Dans ces heureux commencements, il me semblait
qu'avec des livres et de la solitude, aucun danger n'aurait pu me ravir un si
grand bien. Je crois même qu'avec la grâce de Dieu il en eût été ainsi, si un
guide spirituel, ou quelqu'un enfin, m'eût éloignée ou du moins promptement
retirée des occasions dangereuses. Une tentative ouverte du démon pour
m'entraîner à quelque péché grave m'eût alors trouvée invincible. Mais sa
tactique fut si subtile et moi si faible, que toutes mes résolutions me
servirent peu: cependant, aux jours de ferveur, elles me furent d'un secours
immense pour supporter, avec cette inaltérable patience que le Seigneur me
donna, les effrayantes maladies que j'eus à souffrir.

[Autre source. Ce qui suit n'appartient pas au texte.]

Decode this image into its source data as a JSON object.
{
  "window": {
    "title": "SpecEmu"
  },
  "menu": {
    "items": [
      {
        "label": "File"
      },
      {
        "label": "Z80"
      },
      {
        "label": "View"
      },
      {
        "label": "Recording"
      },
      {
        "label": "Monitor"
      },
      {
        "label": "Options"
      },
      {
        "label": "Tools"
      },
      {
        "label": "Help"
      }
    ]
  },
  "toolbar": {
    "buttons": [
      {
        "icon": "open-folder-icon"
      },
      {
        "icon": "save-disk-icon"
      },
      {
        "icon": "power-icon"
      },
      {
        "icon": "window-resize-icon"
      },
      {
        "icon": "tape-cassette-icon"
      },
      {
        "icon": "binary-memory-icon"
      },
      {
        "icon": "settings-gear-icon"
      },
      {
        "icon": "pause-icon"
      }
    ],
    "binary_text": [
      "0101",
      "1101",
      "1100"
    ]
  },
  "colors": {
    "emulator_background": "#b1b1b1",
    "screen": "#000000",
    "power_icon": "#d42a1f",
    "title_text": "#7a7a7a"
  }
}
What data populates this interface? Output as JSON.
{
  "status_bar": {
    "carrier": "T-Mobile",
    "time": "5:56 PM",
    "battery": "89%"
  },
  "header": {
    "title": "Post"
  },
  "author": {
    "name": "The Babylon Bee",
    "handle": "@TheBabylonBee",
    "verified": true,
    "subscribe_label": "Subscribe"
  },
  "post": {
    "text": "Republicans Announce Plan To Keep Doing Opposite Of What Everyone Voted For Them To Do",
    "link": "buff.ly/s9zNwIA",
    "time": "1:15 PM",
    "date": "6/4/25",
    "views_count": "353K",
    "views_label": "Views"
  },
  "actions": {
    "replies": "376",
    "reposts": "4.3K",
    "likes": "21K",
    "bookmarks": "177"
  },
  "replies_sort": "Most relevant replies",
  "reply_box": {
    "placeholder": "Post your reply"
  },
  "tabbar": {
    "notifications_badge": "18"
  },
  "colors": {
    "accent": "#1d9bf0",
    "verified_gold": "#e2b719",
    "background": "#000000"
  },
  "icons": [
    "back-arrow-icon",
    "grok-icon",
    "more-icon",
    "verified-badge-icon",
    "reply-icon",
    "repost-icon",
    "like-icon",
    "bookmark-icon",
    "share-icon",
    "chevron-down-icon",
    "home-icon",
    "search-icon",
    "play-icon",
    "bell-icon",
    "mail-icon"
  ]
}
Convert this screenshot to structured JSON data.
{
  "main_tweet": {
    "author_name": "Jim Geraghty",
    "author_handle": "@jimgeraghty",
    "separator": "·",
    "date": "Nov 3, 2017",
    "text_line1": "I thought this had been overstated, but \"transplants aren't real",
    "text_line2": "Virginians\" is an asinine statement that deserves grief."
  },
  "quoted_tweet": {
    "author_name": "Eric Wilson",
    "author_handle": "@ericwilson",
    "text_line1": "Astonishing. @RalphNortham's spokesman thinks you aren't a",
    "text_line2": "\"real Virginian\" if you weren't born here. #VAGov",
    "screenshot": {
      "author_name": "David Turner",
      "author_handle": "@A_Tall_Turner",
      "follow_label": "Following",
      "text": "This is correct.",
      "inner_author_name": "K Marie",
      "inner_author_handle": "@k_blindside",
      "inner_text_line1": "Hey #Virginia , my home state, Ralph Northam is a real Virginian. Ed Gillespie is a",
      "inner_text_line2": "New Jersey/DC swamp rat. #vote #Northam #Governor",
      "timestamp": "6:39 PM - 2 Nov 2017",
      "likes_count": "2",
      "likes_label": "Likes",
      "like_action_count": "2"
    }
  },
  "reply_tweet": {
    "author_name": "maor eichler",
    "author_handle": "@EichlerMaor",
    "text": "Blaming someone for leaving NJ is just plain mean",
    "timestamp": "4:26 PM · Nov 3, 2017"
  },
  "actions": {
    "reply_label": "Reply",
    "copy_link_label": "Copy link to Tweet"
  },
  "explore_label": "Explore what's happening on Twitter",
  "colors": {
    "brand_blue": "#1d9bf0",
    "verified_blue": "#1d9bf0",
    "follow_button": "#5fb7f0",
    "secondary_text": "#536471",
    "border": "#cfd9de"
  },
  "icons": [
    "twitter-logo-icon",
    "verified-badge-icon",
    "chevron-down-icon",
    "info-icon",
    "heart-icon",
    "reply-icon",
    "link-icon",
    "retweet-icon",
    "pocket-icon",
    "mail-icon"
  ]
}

Que de fois, en reportant la vue sur cette époque
de ma vie, j'ai considéré avec étonnement la bonté infinie de Dieu! Que de fois
mon âme s'est délectée dans la contemplation de sa magnificence et de sa
miséricorde! Qu'il soit béni de tant de bienfaits! J'ai vu clairement que jamais
il n'a laissé de me récompenser, dès cette vie même, du moindre désir formé pour
sa gloire. Quelque défectueuses et imparfaites que fussent mes oeuvres, mon
divin Maître daignait les améliorer, les perfectionner, leur donner de la
valeur. Quant à mes fautes et à mes péchés, il se hâtait de les couvrir d'un
voile. Et maintenant il permet qu'un épais nuage les dérobe à la vue de ceux qui
en furent témoins; il fait plus il les efface de leur mémoire; il transfigure
mes fautes jusqu'à leur donner l'éclat de l'or; et il se plaît à faire
resplendir une faible vertu, que lui seul a mise en moi, pour ainsi dire, malgré
mes résistances.
Je veux revenir à ce que l'on m'a commandé
d'écrire. Mais faut qu'on le sache: si je devais raconter en détail la conduite
de Notre-Seigneur à mon égard dans ces commencements, une pareille tâche serait
au-dessus de mes forces. Il faudrait un autre esprit que le mien pour peindre
sous leurs vraies couleurs, d'un côté les innombrables bienfaits dont je me vis
comblée, de l'autre une ingratitude et une malice qui purent les ensevelir dans
l'oubli. Louange éternelle à ce Dieu de bonté dont tant d'infidélités n'ont pu
vaincre la patience!
Les historiens de sainte Thérèse
ne sont Pas d'accord sur le jour de son entrée en religion. Les uns,
comme Ribera, le fixent au 2 novembre 1535; les autres, avec Yepès,
préfèrent le 2 novembre 1533; quelques uns le reculent jusqu'à l'année
1536. Deux passages des écrits de la sainte semblent aussi indiquer deux
dates différentes. Parlant, au eh. IV de sa Vie, de l'époque où elle se
rendait à Becedas pour se faire traiter, c'est-à-dire après sa
profession religieuse, elle dit: « Je n'avais pas encore vingt ans. Si
ce chiffre est exact, Thérèse serait entrée en religion au milieu de sa
dix-neuvième année, par conséquent en 1533. D'autre part, dans une
relation de 1575, adressée au P. Rodrigue Alvarez, elle écrit qu'il y a
quarante ans qu'elle a pris l'habit. Ce serait donc en 1535.